Puzzle électrique

Deuxième album magnifiquement hanté de Blanche, un groupe de Détroit passé à l’ouest.

Jacques Vincent  • 18 octobre 2007 abonné·es

On croise tellement de disques qui ressemblent à des appartements vides ­ et d’ailleurs manifestement pas conçus pour abriter âme qui vive ­ qu’on est particulièrement heureux de trouver la maison Blanche aussi habitée. Profondément ancré dans l’histoire de la musique populaire américaine, le groupe nous console aussi de tant de ses confrères anglais qui n’imaginent même pas qu’il ait pu se passer quoi que ce soit avant les années 1980.

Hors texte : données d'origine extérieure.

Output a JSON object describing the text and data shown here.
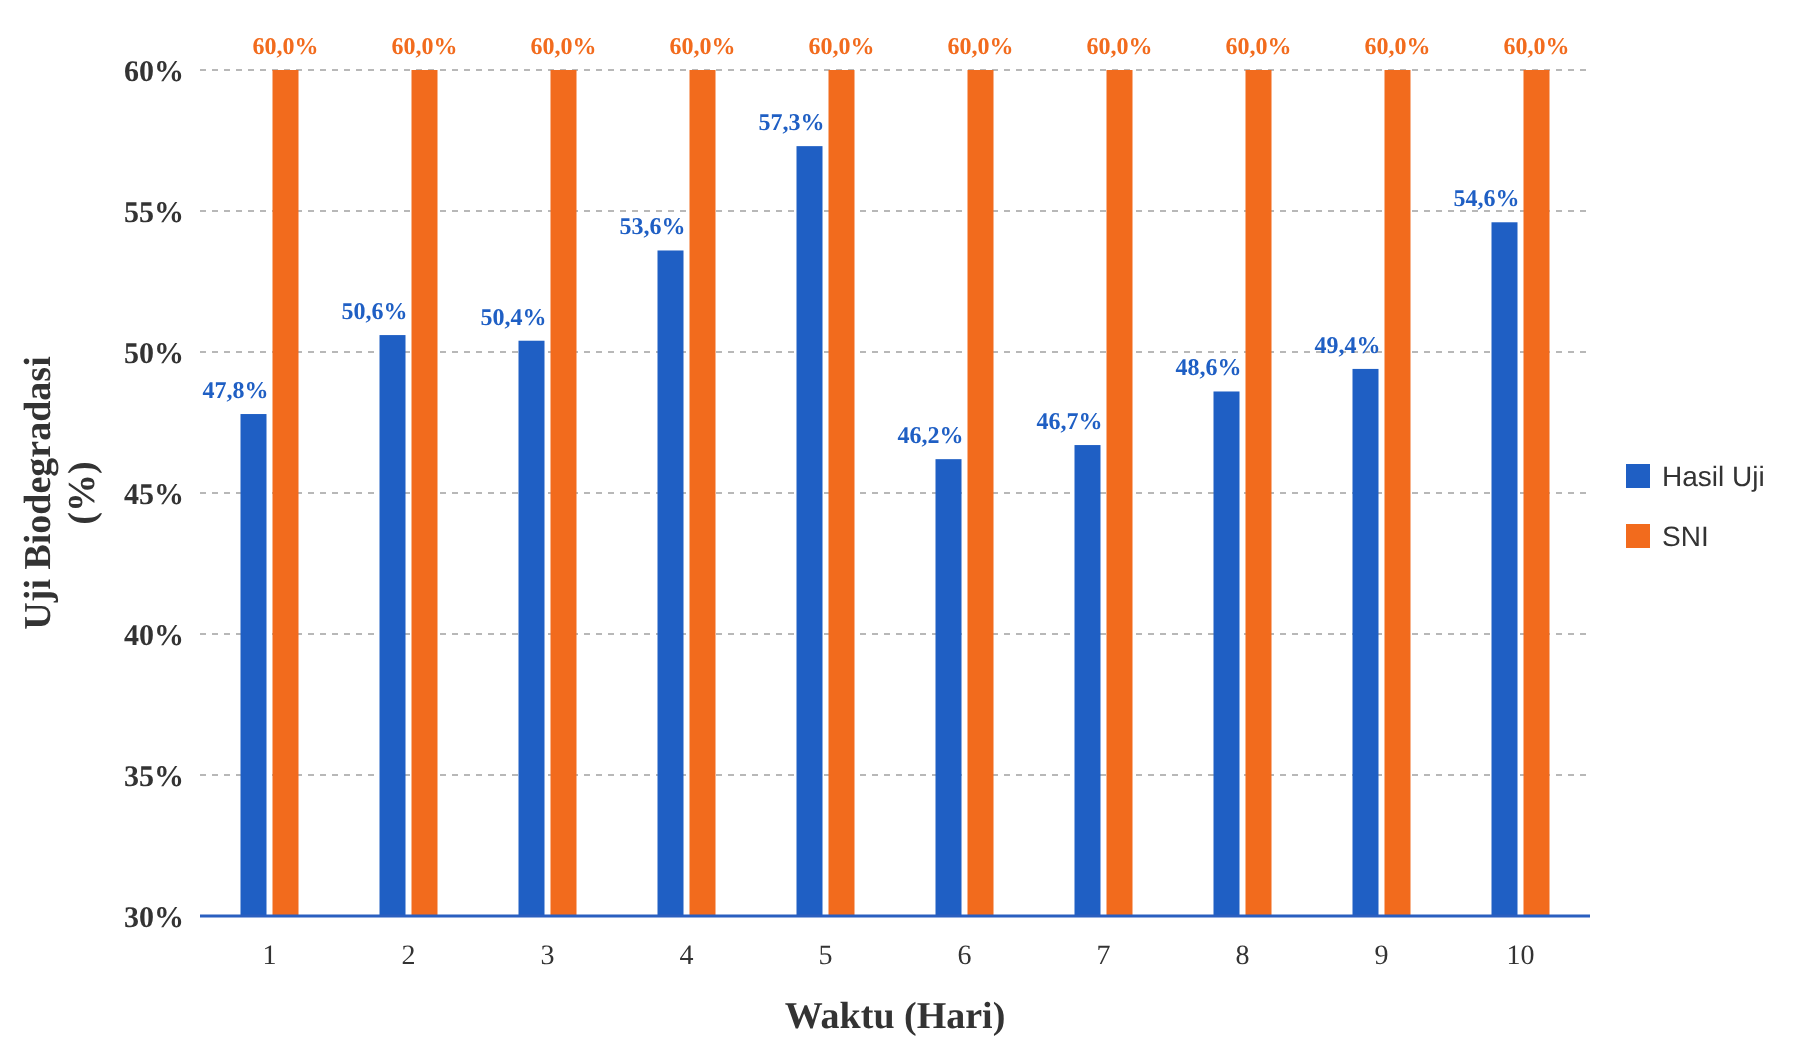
{
  "chart_data": {
    "type": "bar",
    "xlabel": "Waktu (Hari)",
    "ylabel": "Uji Biodegradasi\n(%)",
    "categories": [
      "1",
      "2",
      "3",
      "4",
      "5",
      "6",
      "7",
      "8",
      "9",
      "10"
    ],
    "series": [
      {
        "name": "Hasil Uji",
        "color": "#1f5fc4",
        "values": [
          47.8,
          50.6,
          50.4,
          53.6,
          57.3,
          46.2,
          46.7,
          48.6,
          49.4,
          54.6
        ],
        "value_labels": [
          "47,8%",
          "50,6%",
          "50,4%",
          "53,6%",
          "57,3%",
          "46,2%",
          "46,7%",
          "48,6%",
          "49,4%",
          "54,6%"
        ]
      },
      {
        "name": "SNI",
        "color": "#f26b1d",
        "values": [
          60,
          60,
          60,
          60,
          60,
          60,
          60,
          60,
          60,
          60
        ],
        "value_labels": [
          "60,0%",
          "60,0%",
          "60,0%",
          "60,0%",
          "60,0%",
          "60,0%",
          "60,0%",
          "60,0%",
          "60,0%",
          "60,0%"
        ]
      }
    ],
    "ylim": [
      30,
      60
    ],
    "yticks": [
      {
        "value": 30,
        "label": "30%"
      },
      {
        "value": 35,
        "label": "35%"
      },
      {
        "value": 40,
        "label": "40%"
      },
      {
        "value": 45,
        "label": "45%"
      },
      {
        "value": 50,
        "label": "50%"
      },
      {
        "value": 55,
        "label": "55%"
      },
      {
        "value": 60,
        "label": "60%"
      }
    ],
    "grid": "y",
    "legend": "right"
  }
}
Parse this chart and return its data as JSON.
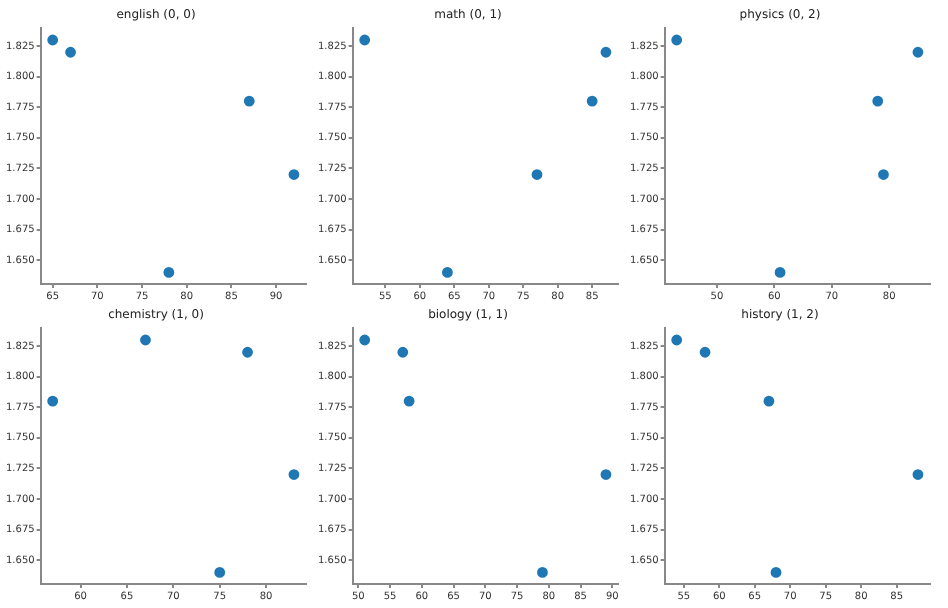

Pour qui découvre Blanche avec ce deuxième album et commence à s’intéresser au groupe, chaque information arrive comme un élément d’un puzzle qui s’emboîte miraculeusement avec le reste. Entend-on ici le fantôme de Johnny Cash, qu’on apprend que Dan John Miller et Tracee Mae, le couple qui constitue le pivot du groupe, jouent dans Walk The Line , le film consacré à l’homme en noir. Et les quelques colères électriques qui émaillent le disque (et en rappellent d’autres) collent très bien avec cette reprise du Gun Club figurant sur le premier album, qui constitue un argument de plus pour défendre un groupe qui sait se souvenir de feu Jeffrey Lee Pierce, dont l’énergie destructrice a engendré des disques inoubliables mais a aussi fini par avoir sa peau.

Originaire de Détroit, le groupe n’était pas, a priori , destiné à prendre ce genre de chemin, mais la géographie mentale s’accommode souvent mal de la cartographie. Il récidive sans vergogne avec ce deuxième album enregistré à Nashville, qui évoque des errances dans des étendues désolées par une instrumentation qui fait la part belle aux banjos, mandolines, violons et autres pedal steel guitars . Les guitares gavées d’écho et les voix des deux principaux protagonistes, à qui il arrive de sonner comme un mélange des Cramps et du Jefferson Airplane, font le reste. Il ne faudrait pas pour autant voir Blanche comme une maison de fantômes ou une bande de passéistes. Leur façon d’endosser, au sens propre comme au sens figuré, des costumes du passé n’est que leur façon singulière d’être au présent.